1. Yahlydia Wonwene of UNDP-ELECT (Liberia);
2. Jossie Esto of UNDP-ELECT (Phillipines);
3. Lawrence Mefful of UNAMA-UNDSS (Ghana);
4. Lewis Maxwell of UNAMA-UNDSS (US).

Kemungkinan atas staff UNICEF yang masih belum diidentifikasikan (and unconfirmed possibily 5th deceased staff member) adalah Tehome Ergete, Ethiopian national).

Assisten Secretary-General PBB untuk Peacekeeping Operations, Edmond Mulet, telah memaparkan briefing kepada Dewan keamanan PBB (the Security Council) perihal insiden yang terjadi di Kabul tersebut pada hari yang sama. Ia juga menyatakan rasa terimakasihnya atas ucapan belasungkawa dan dukungan yang terus mengalir diperuntukkan bagi kepada para keluarga korban, baik yang datang dari sesama staff PBB, dari Kantor perwakilan negara anggota PBB di New York, dan lainnya, serta serupa mengutuk tindakan penyerangan tersebut.

Berikut beberapa jepretan yang berhasil dihimpun dari Kabul guna menggambarkan situasi pasca penyerangan.

Afghan Police near location

Afghan Security Forces at UN

Tidak terbilang dan tiada seuntai kata apapun yang dapat menggambarkan betapa duka ini bagi kita semua dan terhadap para korban dan keluarganya masing-masing, termasuk itu khalayak ramai di Afghanistan. Ucapan belasungkawa kami juga diperuntukkan bagi para korban penduduk setempat.

Guest House PBB ini menempatkan sebanyak 25 orang dari staff PBB; dimana disana termasuk 17 orang staff dari UNDP-ELECT project. Pihak markas besar PBb di New York senantiasa berkoordinasi dengan rekan mereka di Kabul memastikan segala dukungan yang diperlukan terus terjaga untuk hari-hari kedepan ini. Berbagai langkah pengamanan telah diambil guna memastikan peningkatan keamanan setempat dan keselamatan para staff lainnya dan areal kantor PBB.

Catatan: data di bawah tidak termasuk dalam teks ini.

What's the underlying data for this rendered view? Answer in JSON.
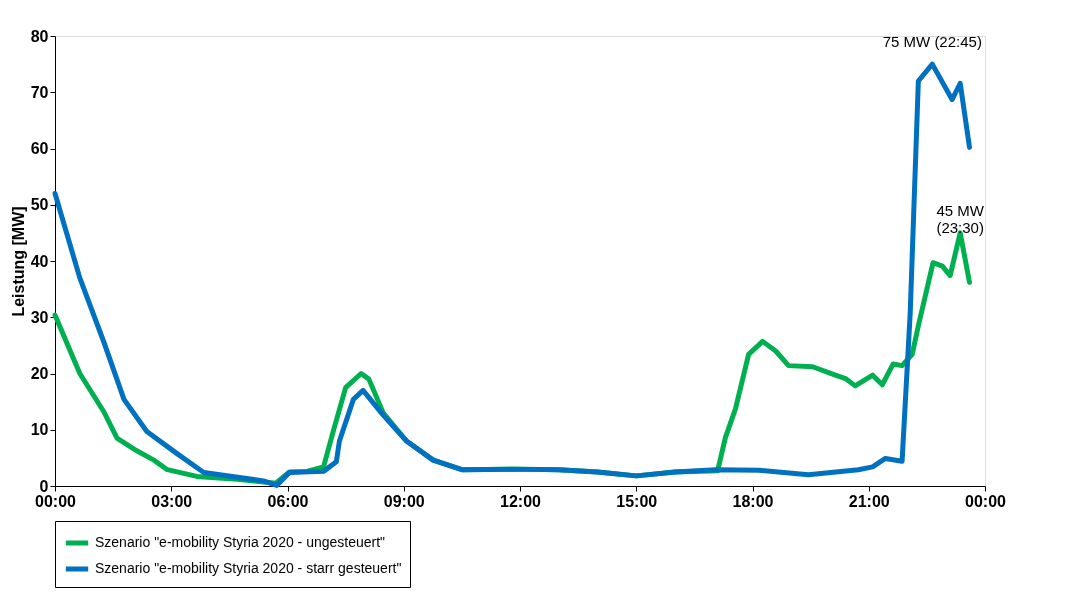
{
  "chart_data": {
    "type": "line",
    "ylabel": "Leistung [MW]",
    "xlim": [
      0,
      24
    ],
    "xticks": [
      {
        "value": 0,
        "label": "00:00"
      },
      {
        "value": 3,
        "label": "03:00"
      },
      {
        "value": 6,
        "label": "06:00"
      },
      {
        "value": 9,
        "label": "09:00"
      },
      {
        "value": 12,
        "label": "12:00"
      },
      {
        "value": 15,
        "label": "15:00"
      },
      {
        "value": 18,
        "label": "18:00"
      },
      {
        "value": 21,
        "label": "21:00"
      },
      {
        "value": 24,
        "label": "00:00"
      }
    ],
    "ylim": [
      0,
      80
    ],
    "yticks": [
      0,
      10,
      20,
      30,
      40,
      50,
      60,
      70,
      80
    ],
    "grid": false,
    "legend": "bottom",
    "marker": "none",
    "line_style": "solid",
    "series": [
      {
        "name": "Szenario \"e-mobility Styria 2020 - ungesteuert\"",
        "color": "#00b050",
        "x": [
          0,
          0.64,
          1.26,
          1.6,
          2.1,
          2.55,
          2.9,
          3.66,
          4.7,
          5.7,
          6.05,
          6.5,
          6.93,
          7.18,
          7.5,
          7.9,
          8.1,
          8.47,
          9.07,
          9.76,
          10.5,
          11.9,
          13,
          14,
          15,
          16,
          17.1,
          17.3,
          17.56,
          17.9,
          18.26,
          18.6,
          18.93,
          19.55,
          20.14,
          20.4,
          20.65,
          21.1,
          21.35,
          21.63,
          21.86,
          22.12,
          22.28,
          22.66,
          22.9,
          23.1,
          23.36,
          23.6
        ],
        "values": [
          30.4,
          20,
          13.2,
          8.5,
          6.3,
          4.6,
          2.9,
          1.7,
          1.2,
          0.5,
          2.5,
          2.6,
          3.4,
          9.7,
          17.5,
          20,
          19,
          13,
          8,
          4.6,
          2.9,
          3,
          2.9,
          2.5,
          1.8,
          2.5,
          2.7,
          8.6,
          13.7,
          23.4,
          25.7,
          24,
          21.4,
          21.2,
          19.7,
          19.1,
          17.8,
          19.7,
          18,
          21.7,
          21.4,
          23.4,
          28.5,
          39.7,
          39.1,
          37.4,
          45,
          36.2
        ]
      },
      {
        "name": "Szenario \"e-mobility Styria 2020 - starr gesteuert\"",
        "color": "#0070c0",
        "x": [
          0,
          0.64,
          1.26,
          1.78,
          2.37,
          3.14,
          3.84,
          5.38,
          5.72,
          6.05,
          6.93,
          7.26,
          7.34,
          7.7,
          7.95,
          8.47,
          9.07,
          9.76,
          10.5,
          11.9,
          13,
          14,
          15,
          16,
          17.05,
          18.16,
          19.44,
          20.73,
          21.1,
          21.43,
          21.86,
          22.07,
          22.28,
          22.64,
          23.15,
          23.36,
          23.6
        ],
        "values": [
          52,
          37,
          25.6,
          15.4,
          9.7,
          5.8,
          2.4,
          0.9,
          0.1,
          2.4,
          2.6,
          4.3,
          8,
          15.4,
          17,
          12.6,
          8,
          4.6,
          2.9,
          3,
          2.9,
          2.5,
          1.8,
          2.5,
          2.9,
          2.8,
          2,
          2.9,
          3.4,
          4.9,
          4.4,
          30.8,
          72,
          75,
          68.7,
          71.6,
          60.2
        ]
      }
    ],
    "annotations": [
      {
        "text": "75 MW (22:45)",
        "x": 22.64,
        "y": 75
      },
      {
        "text": "45 MW\n(23:30)",
        "x": 23.36,
        "y": 45
      }
    ]
  }
}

Secara pribadi, saya mengangkat topi salut kepada para kolega staff yang terus berdedikasi bekerja di Kabul yang secara sadar dan sukarela terus berkarya dalam situasi genting di Afghanistan didalam semangat solidaritas kebersamaan. Jelas sudah terbukti bahwa serangan secara brutal ini telah banyak dan terus dikecal oleh seluruh dunia dan tidak kan mampu untuk mengurangi jumlah dukungan PBB untuk terus mengupayakan perdamaian di Afghanistan.

Catatan: Photos diambil dari beberapa sumber dengan copyrights pemilik masing-masing photo. Photos digunakan sebagai ilustrasi.

Dody Muhtar Taufik Dody Muhtar Taufik, currently holding a rank in Major Cavalry. Graduated in 1995 from Indonesia’s military academy, Possesses various military course to include Basic Armor, Staff Officer’s Course, Para Trooper and several other to include the latest in Civil Military...

Detail Profile »

7  Comments

by John Wright at 29 October 2009, 09:55

I can only understand the pictures and from the news, all I can say that we are shocked by the dastardly attack on the UN guest house in Kabul.

We convey our deep sympathy to the UN for the loss of life and hope more security measures will be taken to prevent such attacks

by Camue Johnson at 10 November 2009, 16:20

In support of your colleagues in UNAMA, please take a moment to express your thoughts, concerns and condolences about the attack on UN Staff in Kabul, Afghanistan. Thank you

by Frans Dejolde at 10 November 2009, 16:20

My sincerest condolences & symphaty to the family of UN Staff who lost their lives in Kabul, Afghanistan in the service of PEACE….(TSg Dejolde/PHILBATT)

by Rosemary Tonala at 10 November 2009, 16:21

May their soals rest in perfect peace. My thougts are with their families. God should keep them and protect their families.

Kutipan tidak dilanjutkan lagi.